MIDDLE EAST: Nuala Haughey on the Israelis who fear being hemmed in on the Arab side of the disputed wall
Jaacov Saadu stands at a viewing deck on the highest point of his hilltop West Bank settlement of Imanuel. "This is the most beautiful place in all this area," says the former aluminium salesman, gesturing to the horizon of stony hills speckled with green.
But the 63-year-old Israeli wants to quit this gated community which he moved to 16 years ago, attracted primarily by the generous financial assistance of the Jewish state. He is prepared to live anywhere else, as long as it is not in the West Bank, which Israel has occupied since 1967 and where Palestinians want to build a future state.
Saadu, a divorcee, is among a growing number of settlers clamouring to leave the West Bank because they find themselves hemmed in by the controversial barrier which Israel says is designed to keep its citizens safe from attack by Palestinian militants.
Once the 670km separation fence is completed, some 80,000 Israelis in 68 settlements will be stuck on the eastern or "Palestinian side" of what many perceive will become Israel's future political border.

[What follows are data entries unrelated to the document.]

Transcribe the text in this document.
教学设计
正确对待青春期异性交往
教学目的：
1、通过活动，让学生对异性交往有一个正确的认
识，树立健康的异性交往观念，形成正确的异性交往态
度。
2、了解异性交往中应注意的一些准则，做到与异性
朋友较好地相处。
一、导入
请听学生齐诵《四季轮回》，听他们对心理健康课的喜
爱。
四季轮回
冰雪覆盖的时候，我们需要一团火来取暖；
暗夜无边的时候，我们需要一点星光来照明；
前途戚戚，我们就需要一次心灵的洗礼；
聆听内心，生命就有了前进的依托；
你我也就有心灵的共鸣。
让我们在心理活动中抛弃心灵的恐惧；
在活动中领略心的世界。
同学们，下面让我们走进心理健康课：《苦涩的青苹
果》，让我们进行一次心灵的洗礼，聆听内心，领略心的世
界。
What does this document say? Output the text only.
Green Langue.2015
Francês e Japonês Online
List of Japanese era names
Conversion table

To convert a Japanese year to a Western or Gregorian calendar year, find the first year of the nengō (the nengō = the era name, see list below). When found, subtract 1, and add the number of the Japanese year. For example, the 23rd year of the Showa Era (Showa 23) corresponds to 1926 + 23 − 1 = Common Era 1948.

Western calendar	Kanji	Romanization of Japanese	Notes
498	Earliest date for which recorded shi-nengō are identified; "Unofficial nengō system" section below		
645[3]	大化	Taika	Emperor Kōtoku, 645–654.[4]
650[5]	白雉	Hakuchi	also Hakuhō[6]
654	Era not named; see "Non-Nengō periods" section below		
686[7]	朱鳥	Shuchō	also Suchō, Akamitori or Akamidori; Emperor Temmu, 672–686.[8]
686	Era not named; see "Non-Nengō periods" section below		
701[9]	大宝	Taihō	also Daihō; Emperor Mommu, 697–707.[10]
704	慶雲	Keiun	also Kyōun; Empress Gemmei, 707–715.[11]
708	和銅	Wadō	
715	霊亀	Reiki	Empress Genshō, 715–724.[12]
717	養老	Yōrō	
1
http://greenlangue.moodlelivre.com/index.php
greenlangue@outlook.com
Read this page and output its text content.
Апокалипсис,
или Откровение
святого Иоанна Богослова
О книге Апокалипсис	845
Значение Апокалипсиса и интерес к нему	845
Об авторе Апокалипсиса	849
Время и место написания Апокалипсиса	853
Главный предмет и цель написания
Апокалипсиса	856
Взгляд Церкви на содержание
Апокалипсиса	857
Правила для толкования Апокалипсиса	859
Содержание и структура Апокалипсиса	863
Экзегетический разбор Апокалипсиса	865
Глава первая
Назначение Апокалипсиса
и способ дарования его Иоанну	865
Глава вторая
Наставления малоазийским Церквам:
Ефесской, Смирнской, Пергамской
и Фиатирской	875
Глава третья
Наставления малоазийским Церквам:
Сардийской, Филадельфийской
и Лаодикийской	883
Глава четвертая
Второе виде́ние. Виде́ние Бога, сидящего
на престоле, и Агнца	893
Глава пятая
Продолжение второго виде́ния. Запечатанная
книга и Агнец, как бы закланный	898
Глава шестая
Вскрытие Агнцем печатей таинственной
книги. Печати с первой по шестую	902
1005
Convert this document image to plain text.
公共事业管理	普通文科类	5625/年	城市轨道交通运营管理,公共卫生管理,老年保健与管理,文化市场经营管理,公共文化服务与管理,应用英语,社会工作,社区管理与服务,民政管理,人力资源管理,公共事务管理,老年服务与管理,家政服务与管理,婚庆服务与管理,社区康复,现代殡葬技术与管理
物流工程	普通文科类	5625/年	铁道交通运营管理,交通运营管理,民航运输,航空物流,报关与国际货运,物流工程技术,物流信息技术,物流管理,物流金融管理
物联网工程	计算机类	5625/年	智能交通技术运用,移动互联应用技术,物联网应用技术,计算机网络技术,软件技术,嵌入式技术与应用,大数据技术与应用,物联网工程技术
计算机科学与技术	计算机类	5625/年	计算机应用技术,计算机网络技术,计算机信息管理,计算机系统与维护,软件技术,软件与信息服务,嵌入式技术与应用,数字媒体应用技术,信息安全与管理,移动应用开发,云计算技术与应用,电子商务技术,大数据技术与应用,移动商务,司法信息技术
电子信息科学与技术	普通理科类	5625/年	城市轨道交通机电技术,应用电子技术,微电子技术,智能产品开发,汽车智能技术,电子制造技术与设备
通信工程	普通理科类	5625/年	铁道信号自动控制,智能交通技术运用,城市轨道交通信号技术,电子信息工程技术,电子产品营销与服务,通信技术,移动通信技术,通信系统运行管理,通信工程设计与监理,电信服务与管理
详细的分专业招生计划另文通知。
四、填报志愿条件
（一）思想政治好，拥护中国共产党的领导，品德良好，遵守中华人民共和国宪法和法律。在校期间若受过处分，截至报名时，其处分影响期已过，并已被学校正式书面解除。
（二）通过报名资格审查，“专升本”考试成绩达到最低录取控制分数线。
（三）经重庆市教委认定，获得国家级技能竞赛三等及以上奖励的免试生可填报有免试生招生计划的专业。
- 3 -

Having seen fellow-settlers uprooted from the Gaza Strip and a nearby small pocket of the northern West Bank last August, Saadu and others like him fear they will be next. But Saadu is stuck in his rundown enclave, which has twice been the target of Palestinian bombers and where almost every second whitewashed house appears to have been abandoned. Unemployed, he cannot raise enough money to buy a house at full market rates on the other side of the Green Line, the 1949 armistice boundary separating Israel from the West Bank.
Saadu wants his government, which gave him a generous loan and tax cuts to move here in the first place, to now pay him to move out, just as it did for Gaza's displaced settlers.
"With the intifada, many people began leaving, and house prices have gone down. I'm going back, not forward," he says as he gazes at a distant Arab village.
Saadu has joined a new movement, One Home, which is leading a small revolt within several settler communities where talk of leaving is met with hostility by religious residents who believe the land is their biblical patrimony.
A quarter of West Bank settlers living east of the separation barrier recently told a One Home survey they would leave immediately if compensated, and the group expects more people would join once an outflow began, breaking the stigma.
Benny Raz (51) from the neighbouring leafy settlement of Karnei Shomron is one of the driving forces behind the initiative, which has the backing of several left-leaning members of parliament, who have drafted a Bill setting out compensation terms for voluntary evacuees.
Karnei Shomron, some 40km northwest of Tel Aviv, also falls outside Israel's planned barrier, which will penetrate deep into Palestinian territory in other places to take on to its western or "Israeli" side several larger settlements such as Ariel in the north and the Gush Etzion bloc in the south.
Raz, a father of four, bought his two-storey house for $130,000 (€111,000) seven years ago, before the Palestinian uprising began and it was still considered safe to shop for cheap produce in local Arab villages.
In 2002 a Palestinian suicide bomber attacked the shopping mall here, killing three children. The value of Raz's house has plummeted to $25,000 (€21,400). That's if anyone would even buy it.
"I have become a hostage, a pawn in the game. I don't know what my future will be," he says. "I don't want to end up like the people in Gaza, getting a knock on my door some time in the future and being told I have to leave."
With Israel facing snap elections next March, it is not certain whether Prime Minister Ariel Sharon will be re-elected as head of his newly formed party to realise his stated plan to set permanent borders between Israel and the Palestinians, which is likely to mean the dismantling of more settlements.
The relative ease with which Israel was able to pull its settlers from the Gaza Strip after 38 years of occupation has certainly put the issue of fresh withdrawals for the sake of peace and the creation of a Palestinian state firmly on the political agenda.
Back in Karnei Shomron, Raz acknowledges that he volunteered for the settler lifestyle and all the risks and benefits that went with it. "I know I'm responsible for my fate, but I wouldn't have moved here unless my government had given me the conditions to do so."